The Clover Flat Landfill, which has been operating since the 1960s, is located near two streams that flow into the Napa River. According to a news report by The Guardian, the landfill may be contributing to pollution runoff into the nearby waterways.
The Napa River is an important source of water for local agriculture, including vineyards, as well as for recreation.
“The Napa valley is amongst the most high-value agricultural land in the country,” Geoff Ellsworth, the former mayor of St. Helena, a city in Napa County, and a former employee at the landfill, told The Guardian. “If there’s a contamination issue, the economic ripples are significant.”
Emails and reports from former employees and regulators have raised concerns over contamination from the landfill and waste company Upper Valley Disposal Services (UVDS), both of which were once owned by the Pestoni family, according to The Guardian.
As Waste Dive reported in 2022, the landfill and waste disposal service companies were acquired by Texas-based Waste Connections.
Christina Pestoni, the former chief operating officer for Upper Valley Disposal & Recycling and current director of government affairs for Waste Connections, previously shared a statement contradicting the claims made against the landfill and the waste disposal company, asserting that the companies complied with regulations and operated at the “highest environmental standards.” The statement specified that no waste from the Clover Flat Landfill reached or impacted the Napa River.
In December 2023, a group of 23 employees and former employees of the landfill and UVDS filed a complaint to the California Environmental Protection Agency over “impacts from concerning and unlawful environmental practices at UVDS/CFL” with complaints about treatment of Latino workers, threats of retaliation, exposure to untreated garbage wastewater, and ghost piping — which was described in the filed complaint as unmapped piping to divert wastewater and leachate into public waterways.

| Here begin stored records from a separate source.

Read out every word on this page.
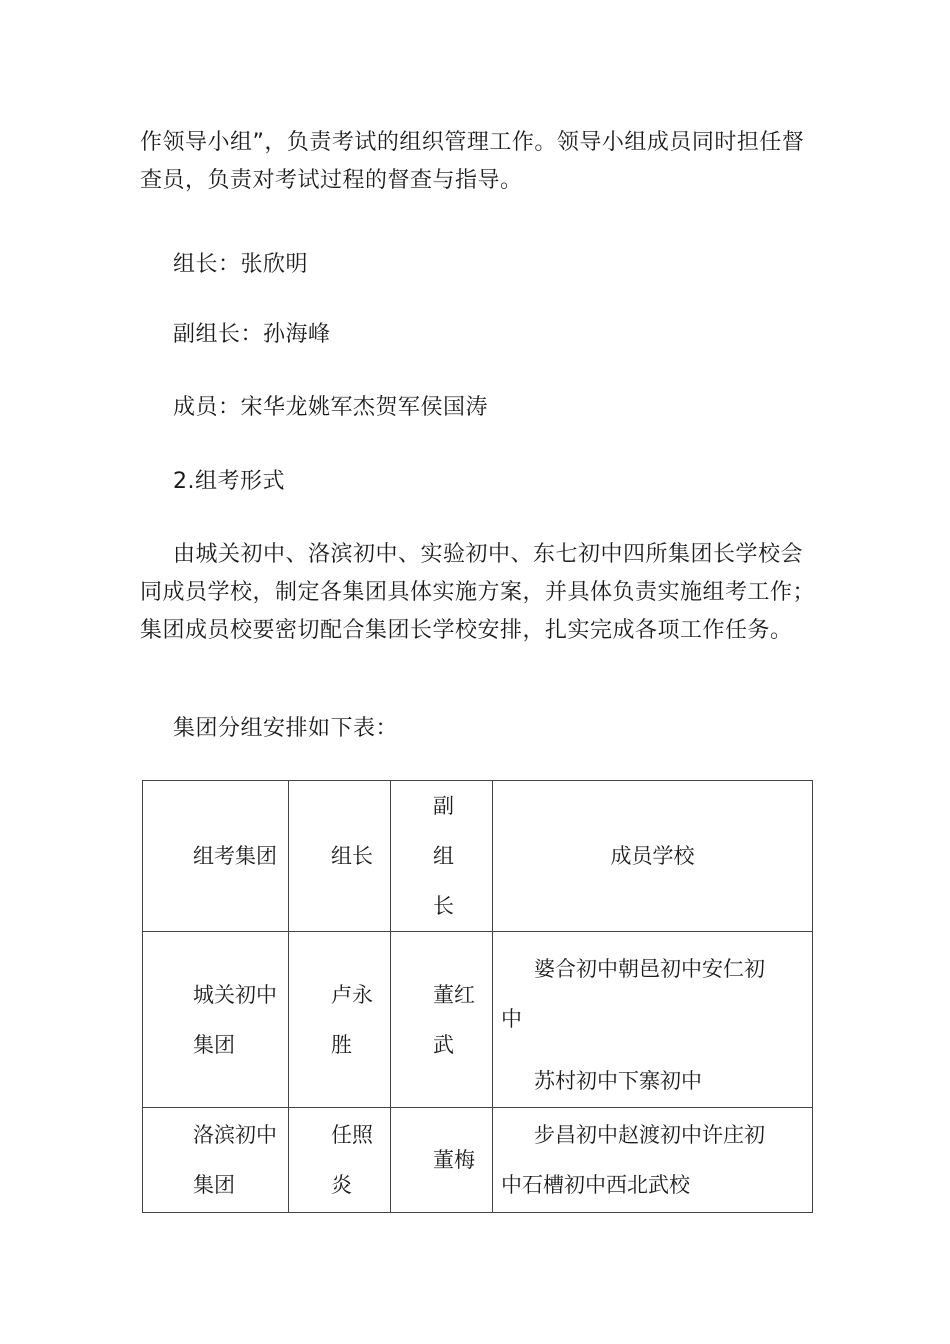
作领导小组”，负责考试的组织管理工作。领导小组成员同时担任督查员，负责对考试过程的督查与指导。

组长：张欣明

副组长：孙海峰

成员：宋华龙姚军杰贺军侯国涛

2.组考形式

由城关初中、洛滨初中、实验初中、东七初中四所集团长学校会同成员学校，制定各集团具体实施方案，并具体负责实施组考工作；集团成员校要密切配合集团长学校安排，扎实完成各项工作任务。

集团分组安排如下表：

组考集团	组长	副组长	成员学校

城关初中集团	卢永胜	董红武	婆合初中朝邑初中安仁初中
苏村初中下寨初中

洛滨初中集团	任照炎	董梅	步昌初中赵渡初中许庄初中石槽初中西北武校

The complaint also raised concerns over per- and polyfluoroalkyl substances (PFAS) that were found in samples from the landfill’s leachate and groundwater and waste and compost fires that have broken out at the landfill, according to documents obtained by The New Lede, a reporting initiative from Environmental Working Group (EWG).
“Both UVDS and [CFL] have no business being in the grape-growing areas or at the top of the watershed of Napa county,” Frank Leeds, operator of an organic vineyard near UVDS, told The Guardian. “There are homes and vineyards all around that are affected by them.”
Eileen White, executive officer of the San Francisco Bay Regional Water Quality Control Board, told The Guardian that the potential environmental impacts liked to the landfill and UVDS are under investigation.